Он пошел мечтать о своей куме блондинке, а я пошел, снедаемый змеями ревности и гнева, которые не давали мне спать до утра. Как будто судьба захотела сделать для меня еще более горькой и унизительной потерю иллюзий, мой друг потерпел полную неудачу со своей кумой. Погубитель моей любви нашел в этом незначительном существе тигрицу и покинул Венецию в ярости, неся на лице следы своего поражения, выгравированные целомудренными и дурно ухоженными ногтями.

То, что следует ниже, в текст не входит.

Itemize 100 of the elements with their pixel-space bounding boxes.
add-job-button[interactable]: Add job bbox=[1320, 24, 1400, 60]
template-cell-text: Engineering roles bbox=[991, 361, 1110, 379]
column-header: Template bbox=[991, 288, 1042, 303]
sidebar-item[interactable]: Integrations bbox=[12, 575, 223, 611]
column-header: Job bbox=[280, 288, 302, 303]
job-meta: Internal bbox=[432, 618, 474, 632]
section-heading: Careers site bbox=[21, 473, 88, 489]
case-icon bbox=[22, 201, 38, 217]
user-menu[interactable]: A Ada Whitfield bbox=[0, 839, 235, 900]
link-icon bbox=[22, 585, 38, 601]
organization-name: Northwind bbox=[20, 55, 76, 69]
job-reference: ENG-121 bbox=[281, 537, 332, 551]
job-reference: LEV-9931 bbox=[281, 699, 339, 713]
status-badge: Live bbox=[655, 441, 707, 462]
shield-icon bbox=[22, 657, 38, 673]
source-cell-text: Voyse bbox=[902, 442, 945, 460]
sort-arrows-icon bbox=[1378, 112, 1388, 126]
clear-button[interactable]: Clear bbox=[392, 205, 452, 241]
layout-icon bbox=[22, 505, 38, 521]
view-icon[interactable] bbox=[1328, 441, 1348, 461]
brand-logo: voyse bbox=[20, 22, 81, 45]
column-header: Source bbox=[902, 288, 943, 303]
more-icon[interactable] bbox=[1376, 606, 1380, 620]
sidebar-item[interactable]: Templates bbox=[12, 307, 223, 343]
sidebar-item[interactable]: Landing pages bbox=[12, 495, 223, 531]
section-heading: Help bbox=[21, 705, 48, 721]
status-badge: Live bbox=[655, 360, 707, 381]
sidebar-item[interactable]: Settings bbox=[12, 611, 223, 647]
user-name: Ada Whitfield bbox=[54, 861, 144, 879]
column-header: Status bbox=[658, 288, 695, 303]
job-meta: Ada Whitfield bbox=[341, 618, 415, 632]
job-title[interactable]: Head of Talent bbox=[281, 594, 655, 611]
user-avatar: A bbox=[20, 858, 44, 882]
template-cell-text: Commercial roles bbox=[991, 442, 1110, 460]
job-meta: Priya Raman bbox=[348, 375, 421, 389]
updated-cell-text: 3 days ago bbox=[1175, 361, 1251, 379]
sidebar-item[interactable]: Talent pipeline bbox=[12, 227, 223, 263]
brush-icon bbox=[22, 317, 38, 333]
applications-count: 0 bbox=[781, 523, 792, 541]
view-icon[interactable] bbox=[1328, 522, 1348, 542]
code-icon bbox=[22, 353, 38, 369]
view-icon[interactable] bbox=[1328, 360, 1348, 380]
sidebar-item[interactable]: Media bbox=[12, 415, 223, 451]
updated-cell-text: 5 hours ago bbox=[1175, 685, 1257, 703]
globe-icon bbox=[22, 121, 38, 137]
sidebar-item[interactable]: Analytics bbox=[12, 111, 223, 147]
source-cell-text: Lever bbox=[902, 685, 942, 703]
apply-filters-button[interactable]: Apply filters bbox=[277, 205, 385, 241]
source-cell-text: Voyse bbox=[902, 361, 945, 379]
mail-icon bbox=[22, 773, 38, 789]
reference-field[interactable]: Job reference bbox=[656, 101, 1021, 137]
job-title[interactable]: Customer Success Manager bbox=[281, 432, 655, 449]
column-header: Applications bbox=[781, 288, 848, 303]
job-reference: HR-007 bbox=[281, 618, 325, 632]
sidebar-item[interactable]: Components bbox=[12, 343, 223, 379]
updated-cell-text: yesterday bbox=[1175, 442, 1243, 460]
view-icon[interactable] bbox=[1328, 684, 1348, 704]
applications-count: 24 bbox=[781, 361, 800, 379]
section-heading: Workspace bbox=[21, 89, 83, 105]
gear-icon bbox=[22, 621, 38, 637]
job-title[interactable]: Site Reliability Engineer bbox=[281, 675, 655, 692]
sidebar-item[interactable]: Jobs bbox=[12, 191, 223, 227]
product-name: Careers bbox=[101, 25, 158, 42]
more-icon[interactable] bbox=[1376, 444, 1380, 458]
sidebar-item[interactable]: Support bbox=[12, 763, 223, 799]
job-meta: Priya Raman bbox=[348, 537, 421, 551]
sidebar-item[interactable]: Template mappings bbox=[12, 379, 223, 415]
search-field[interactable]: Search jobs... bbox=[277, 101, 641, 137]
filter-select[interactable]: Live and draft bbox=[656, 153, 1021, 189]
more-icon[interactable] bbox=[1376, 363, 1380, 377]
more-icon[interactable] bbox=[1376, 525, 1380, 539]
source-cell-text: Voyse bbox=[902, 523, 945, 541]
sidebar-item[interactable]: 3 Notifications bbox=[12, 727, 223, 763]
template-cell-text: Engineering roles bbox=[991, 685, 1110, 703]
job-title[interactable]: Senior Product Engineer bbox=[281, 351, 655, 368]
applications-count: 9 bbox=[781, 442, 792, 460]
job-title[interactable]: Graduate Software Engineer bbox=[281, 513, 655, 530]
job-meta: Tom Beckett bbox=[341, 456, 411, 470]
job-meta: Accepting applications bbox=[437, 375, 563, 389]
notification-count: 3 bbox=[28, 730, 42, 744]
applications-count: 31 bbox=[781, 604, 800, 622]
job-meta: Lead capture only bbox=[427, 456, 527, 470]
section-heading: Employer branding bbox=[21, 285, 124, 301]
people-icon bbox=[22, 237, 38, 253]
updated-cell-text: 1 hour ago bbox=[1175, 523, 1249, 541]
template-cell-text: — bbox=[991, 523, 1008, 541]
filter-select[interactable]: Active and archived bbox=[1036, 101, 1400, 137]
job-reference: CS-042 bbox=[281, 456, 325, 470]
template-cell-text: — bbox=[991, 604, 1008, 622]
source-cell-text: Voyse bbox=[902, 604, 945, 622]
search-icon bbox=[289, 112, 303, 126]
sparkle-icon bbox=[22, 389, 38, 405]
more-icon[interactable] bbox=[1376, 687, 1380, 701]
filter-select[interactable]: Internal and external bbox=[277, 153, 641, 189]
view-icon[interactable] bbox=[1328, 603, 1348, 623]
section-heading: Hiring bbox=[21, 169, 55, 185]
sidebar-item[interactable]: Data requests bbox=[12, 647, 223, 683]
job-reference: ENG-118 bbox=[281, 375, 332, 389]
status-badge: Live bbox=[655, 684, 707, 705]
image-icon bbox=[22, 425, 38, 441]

Моя гордость заявляла мне, что я не должен никогда больше видеться с любовницей. Но стоило лишь вспомнить о её милом облике, наших поездках, стольких сладких моментах, мое сердце смягчалось и просило дать отдых от потока упреков. Эти противоречия доставляли наибольшие страдания, и я был близок к тому, чтобы действительно стать несчастным человеком. Отвратительная картина падения моего кумира, возвращаясь мне на ум, возбуждала во мне ненависть, и это стало средством, способным меня вылечить. Грусть лечит более глубокую грусть.
Прошло десять дней, я все еще не был готов вновь увидеть причину своего страдания, когда услышал, как в моей комнате прокатился камень – носитель нашей переписки. Я подобрал его, не показываясь. Я открыл письмо и нашел в нём самое странное оправдание, которое женщина может привести: «Ты прав, – говорила мне красавица, – моя ошибка непростительна. Я не претендую на то, чтобы искупить её десятью днями беспрерывных слез. По крайней мере я могу плакать вполне свободно и вполне оправданно, потому что мой муж умер в Падуе. Прости меня боже, что не все мои слезы были для бедного мужа! Но я дважды виновата, перед ним и перед тобой, и я внушаю себе отвращение за это двойное преступление. Твой друг – демон, который меня околдовал. Он говорил, что страдает, несчастен и связан с тобой нежной дружбой. Он заверил меня, что ты одобришь, если я соглашусь доставить ему миг утешения. Это кажется невероятным, но я клянусь тебе, этот человек так закрутил мне мозги, что я думала проявить доброту безо всяких последствий. Я пала, не сознавая, что делаю, и рассудок вернулся ко мне слишком поздно, когда я находилась уже на дне пропасти. Оставь меня в моём позоре, покинь несчастную, недостойную тебя. Я заслуживаю, чтобы умереть в отчаянии. Это моё прощанье, страшное прощанье навсегда».